Optimizing SQL Queries: Best Practices for Performance
Slow database queries are a primary bottleneck in application performance. As datasets grow, inefficient SQL that previously executed in milliseconds can suddenly take seconds or minutes. Optimizing SQL requires an understanding of how the database engine executes queries and accesses data on disk.
Here are core best practices for writing high-performance SQL.
1. Avoid SELECT *
Fetching all columns using SELECT * forces the database to read and transmit data you may not need. This wastes disk I/O, memory, and network bandwidth. Furthermore, it prevents the database engine from utilizing "Index-Only Scans." If you specify exactly the columns you need, and those columns are entirely contained within an index, the database can fulfill the query without ever touching the actual table data.
Bad: SELECT * FROM users WHERE status = 'active';
Good: SELECT id, email, created_at FROM users WHERE status = 'active';
2. Use the EXPLAIN Command
Before optimizing a query, you must understand how the database executes it. Prefixing your query with EXPLAIN (or EXPLAIN ANALYZE in PostgreSQL) provides the execution plan. It reveals whether the database is using indexes, performing full table scans, or executing costly operations like hash aggregates or nested loop joins.
If you see a "Seq Scan" (Sequential Scan) on a table with millions of rows, that is your primary target for indexing or query refactoring.
3. Beware of the N+1 Query Problem
This is a common issue introduced by ORMs (Object-Relational Mappers).
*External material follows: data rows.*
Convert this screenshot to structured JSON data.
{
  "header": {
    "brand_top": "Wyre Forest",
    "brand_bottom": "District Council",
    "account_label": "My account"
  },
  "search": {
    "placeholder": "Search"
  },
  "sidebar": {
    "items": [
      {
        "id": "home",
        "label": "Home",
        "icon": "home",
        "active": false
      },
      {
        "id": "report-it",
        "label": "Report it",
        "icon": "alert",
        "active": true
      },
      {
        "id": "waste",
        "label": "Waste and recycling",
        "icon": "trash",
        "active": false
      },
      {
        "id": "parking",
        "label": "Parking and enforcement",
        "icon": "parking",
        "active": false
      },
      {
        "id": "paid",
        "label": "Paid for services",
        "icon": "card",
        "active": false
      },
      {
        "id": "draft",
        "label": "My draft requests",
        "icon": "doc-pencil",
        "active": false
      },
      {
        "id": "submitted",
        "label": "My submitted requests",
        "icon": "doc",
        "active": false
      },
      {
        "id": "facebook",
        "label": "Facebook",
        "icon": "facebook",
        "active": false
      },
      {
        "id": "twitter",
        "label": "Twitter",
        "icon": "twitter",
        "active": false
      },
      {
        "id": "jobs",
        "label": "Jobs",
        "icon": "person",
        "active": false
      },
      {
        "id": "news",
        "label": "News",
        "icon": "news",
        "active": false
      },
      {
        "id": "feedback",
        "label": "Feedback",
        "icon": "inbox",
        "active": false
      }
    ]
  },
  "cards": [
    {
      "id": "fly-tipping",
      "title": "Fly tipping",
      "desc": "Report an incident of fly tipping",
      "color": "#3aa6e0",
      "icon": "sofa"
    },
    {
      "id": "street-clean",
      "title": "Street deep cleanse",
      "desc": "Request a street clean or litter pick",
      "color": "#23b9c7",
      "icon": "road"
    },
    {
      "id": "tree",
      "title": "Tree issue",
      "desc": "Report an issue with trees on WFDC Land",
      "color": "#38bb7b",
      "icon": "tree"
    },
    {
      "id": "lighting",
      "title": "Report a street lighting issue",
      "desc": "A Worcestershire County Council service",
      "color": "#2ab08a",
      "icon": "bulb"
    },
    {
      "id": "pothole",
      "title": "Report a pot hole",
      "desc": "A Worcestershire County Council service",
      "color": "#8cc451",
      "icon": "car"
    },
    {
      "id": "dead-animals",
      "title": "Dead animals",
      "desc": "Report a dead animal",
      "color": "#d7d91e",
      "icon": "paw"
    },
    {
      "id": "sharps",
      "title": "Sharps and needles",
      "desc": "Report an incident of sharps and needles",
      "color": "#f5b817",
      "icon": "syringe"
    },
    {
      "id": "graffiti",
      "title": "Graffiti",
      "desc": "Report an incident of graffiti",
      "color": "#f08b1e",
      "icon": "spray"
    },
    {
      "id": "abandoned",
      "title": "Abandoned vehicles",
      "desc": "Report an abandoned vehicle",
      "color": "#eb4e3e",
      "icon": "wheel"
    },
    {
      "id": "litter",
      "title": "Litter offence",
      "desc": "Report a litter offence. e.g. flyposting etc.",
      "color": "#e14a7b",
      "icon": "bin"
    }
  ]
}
It occurs when the application executes one query to fetch N parent records, and then executes N additional queries to fetch the related child records for each parent.
The N+1 approach:
SELECT * FROM authors;(Returns 100 authors)SELECT * FROM books WHERE author_id = 1;- ... (Repeated 100 times)
The optimized approach: Use a JOIN or a WHERE IN clause to fetch all data in a single round trip.
SELECT authors.name, books.title FROM authors JOIN books ON authors.id = books.author_id;
4. Optimize LIKE Queries
Using the LIKE operator with leading wildcards (%term) forces a full table scan because the database cannot utilize a standard B-Tree index to find matches that start with unknown characters.
Slow: SELECT * FROM products WHERE name LIKE '%phone';
Fast: SELECT * FROM products WHERE name LIKE 'phone%'; (Can use an index)
If you need robust full-text search capabilities, do not rely on LIKE. Use native full-text search features (like PostgreSQL's tsvector), or dedicated search engines like Elasticsearch.
5. Be Careful with Functions in WHERE Clauses
Applying a function to a column in a WHERE clause often prevents the database from using an index on that column. This is known as making the predicate "non-sargable" (Search Argument Able).
Non-sargable (Ignores index): SELECT * FROM events WHERE YEAR(created_at) = 2024;
Sargable (Uses index): SELECT * FROM events WHERE created_at >= '2024-01-01' AND created_at < '2025-01-01';
If you frequently need to filter by a function's result, consider creating an expression index (or function-based index) if your RDBMS supports it.